Diyarbakır’daki, tarihi, kültürel ve doğal alanların korunması için kent dinamikleri tarafından kurulan Kent ve Kültürel Miras Çalışma Komisyonu, bu riske dikkat çeken yeni bir rapor hazırlayacağı belirtiliyor. Söz konusu raporun ilgili kurum ve kuruluşların yanı sıra UNESCO’ya da verileceği öğrenildi. Raporun ana konusu Hevsel Bahçeleri ve Suriçi’nde yaşanan tahribatlar ve alınması gereken önlemler olacak.

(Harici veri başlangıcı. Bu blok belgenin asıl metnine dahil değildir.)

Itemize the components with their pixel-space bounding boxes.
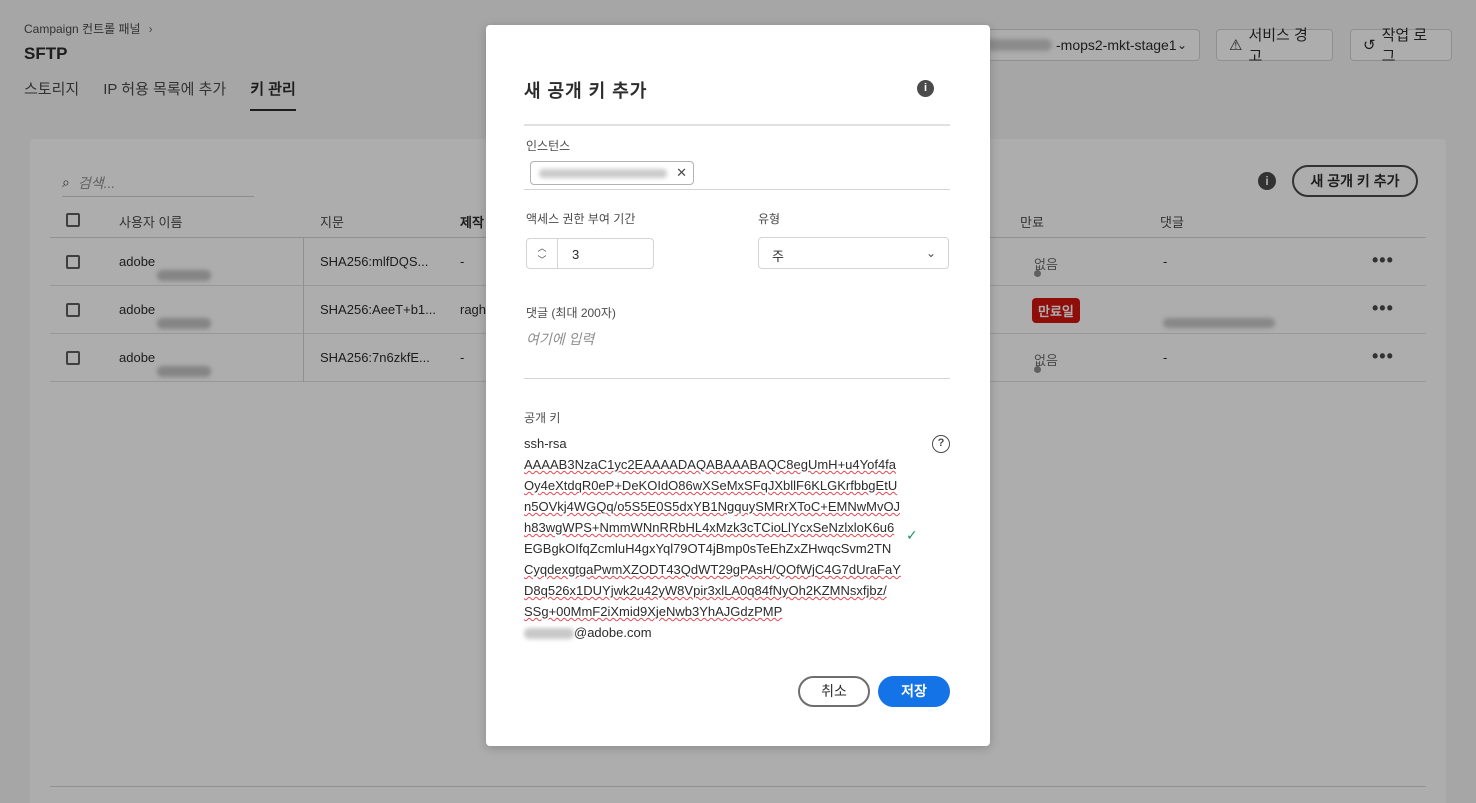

“BAHÇE OLMA ÖZELLİĞİNİ KAYBEDİYOR”

Gazetemiz Güneydoğu Ekspres’e konuşan Ekoloji Aktivisti Dr. Zeki Kanay, Hevsel Bahçeleri’nin tarihteki önemine dikkat çekerek, bu bahçelerin her geçen gün özgün yapısından uzaklaştırıldığını söyledi. Kanay, “Fitoplankton ve bitkiler olmak üzere 607 flora (bitki) bileşeni, omurgasız (352 tür), balık (27 tür), amfibiler (3 tür), sürüngenler (15 tür), kuşlar (215 tür), ve memeliler (23 tür) olmak üzere 635 fauna (hayvan) kaydedilmiştir. Ancak bu tür zenginliği yaşanan tahribatlar nedeniyle her geçen gün azalmaktadır. Parça parça ve etrafı ağaçlarla çevrili küçük bahçeler tek çeşit (monokültür) ürünün üretildiği geniş çaplı tarlalara dönüştürülüyor. Mısır ekimi giderek yaygınlaşıyor ve bu hem canlı türlerini hem de Hevsel’in bahçe olma özelliğini yok ediyor” dedi.